All’altra estremità dello spettro, Perù, Indonesia, Filippine e Russia hanno punteggi pari a zero, indicando un rischio molto basso di un crollo valutario. Ma i punteggi attuali si basano su dati raccolti fino a febbraio 2022 e, ovviamente, nel caso di Mosca i solidi fondamentali economici sono stati da allora messi a dura prova dalle sanzioni occidentali. Un caso, questo della Russia, che gli analisti considerano come un utile promemoria di quanto velocemente le circostanze possano cambiare nei mercati emergenti.
Vista quindi l’impennata dei prezzi delle materie prime, e con la Fed che ha avviato la stretta monetaria, Nomura ha sottoposto il suo indice a stress test, per uno shock combinato dei tassi di interesse e delle partite correnti. Rispetto ai punteggi originali di Damocles, un tale contesto si traduce in 9 Paesi su 32 (anziché sei) con punteggi oltre 100. Alla lista nera si aggiungono infatti anche Kenya, Vietnam e Repubblica Ceca, mentre la Russia si ferma a quota 32.
Proprio sulla Russia, e sulle conseguenze che le sanzioni sulle riserve di valuta estera avranno sulle altre monete, si sofferma Gene Frieda, global strategist di Pimco, stando al quale l’ascesa del renminbi cinese come concorrente del dollaro non è così scontata.
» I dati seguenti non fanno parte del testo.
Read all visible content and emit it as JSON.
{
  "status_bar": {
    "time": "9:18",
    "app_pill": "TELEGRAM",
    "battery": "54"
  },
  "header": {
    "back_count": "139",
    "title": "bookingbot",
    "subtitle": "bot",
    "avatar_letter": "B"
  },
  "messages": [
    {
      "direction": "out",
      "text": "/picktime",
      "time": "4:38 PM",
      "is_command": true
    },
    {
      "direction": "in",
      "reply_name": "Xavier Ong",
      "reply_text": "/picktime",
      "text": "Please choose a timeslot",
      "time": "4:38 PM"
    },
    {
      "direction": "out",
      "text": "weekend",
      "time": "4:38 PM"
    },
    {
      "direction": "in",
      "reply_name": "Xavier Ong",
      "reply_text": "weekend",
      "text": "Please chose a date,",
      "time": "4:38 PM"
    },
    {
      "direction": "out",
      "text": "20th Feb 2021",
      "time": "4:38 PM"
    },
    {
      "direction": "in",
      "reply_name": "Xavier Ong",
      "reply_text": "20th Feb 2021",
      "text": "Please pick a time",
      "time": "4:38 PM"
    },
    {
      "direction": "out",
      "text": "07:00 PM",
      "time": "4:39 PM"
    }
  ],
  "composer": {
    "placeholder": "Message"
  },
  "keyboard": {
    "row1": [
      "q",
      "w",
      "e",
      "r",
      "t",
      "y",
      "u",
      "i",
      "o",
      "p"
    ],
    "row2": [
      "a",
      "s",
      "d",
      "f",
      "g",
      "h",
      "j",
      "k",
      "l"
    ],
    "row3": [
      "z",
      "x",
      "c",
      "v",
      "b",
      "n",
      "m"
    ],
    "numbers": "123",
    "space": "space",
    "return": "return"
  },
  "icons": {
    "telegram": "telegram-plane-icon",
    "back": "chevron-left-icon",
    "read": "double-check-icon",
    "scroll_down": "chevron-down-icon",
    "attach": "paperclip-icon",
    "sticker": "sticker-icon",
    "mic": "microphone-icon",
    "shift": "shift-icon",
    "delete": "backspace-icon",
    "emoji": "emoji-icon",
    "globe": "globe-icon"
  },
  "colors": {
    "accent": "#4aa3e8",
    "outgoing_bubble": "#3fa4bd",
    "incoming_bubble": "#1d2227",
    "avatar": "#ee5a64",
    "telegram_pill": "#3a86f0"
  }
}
“Un grande interrogativo – spiega l’esperto – è fino a che punto le attuali allocazioni di riserve in valuta estera e le allocazioni di portafoglio degli investitori internazionali saranno modificate per paura di future sanzioni, dato che gli investitori esteri cercano di evitare il rischio di perdere capitale o che resti bloccato. Il nostro punto di vista è che le riserve si sposteranno verso le valute dei Paesi meno impattati dalle sanzioni. Ne consegue che un premio per il rischio di sanzioni sulle riserve in valuta estera si applica realisticamente solo ai Paesi in cui il rischio di sanzioni coordinate a livello globale è alto. In definitiva, crediamo che il dollaro ne uscirà almeno forte quanto prima, mentre il quadro per il renminbi appare più fosco”.
Insieme alle tensioni commerciali in corso tra la Cina e l’Occidente, infatti, il congelamento delle riserve di Mosca ha di nuovo sollevato i timori di un esodo dal dollaro. Ma verso dove? “Se il renminbi dovesse continuare a beneficiare dei forti legami commerciali della Cina, è probabile che il suo status di potenziale sfidante del dollaro soffra di una maggiore incertezza per quanto riguarda lo stato di diritto e il premio per il rischio di sanzioni – sottolinea Frieda – . Le banche centrali più grandi potrebbero essere più riluttanti a detenere renminbi a causa del potenziale rischio di sanzioni occidentali e della conseguente necessità per la Cina di imporre nuovamente controlli sui capitali per gli stranieri. Il renminbi dovrebbe continuare ad attrarre flussi di riserve dai Paesi più piccoli che la Cina domina come partner commerciale e, in una certa misura, dagli esportatori di materie prime, ma dovrebbe restare una quota marginale delle riserve globali”.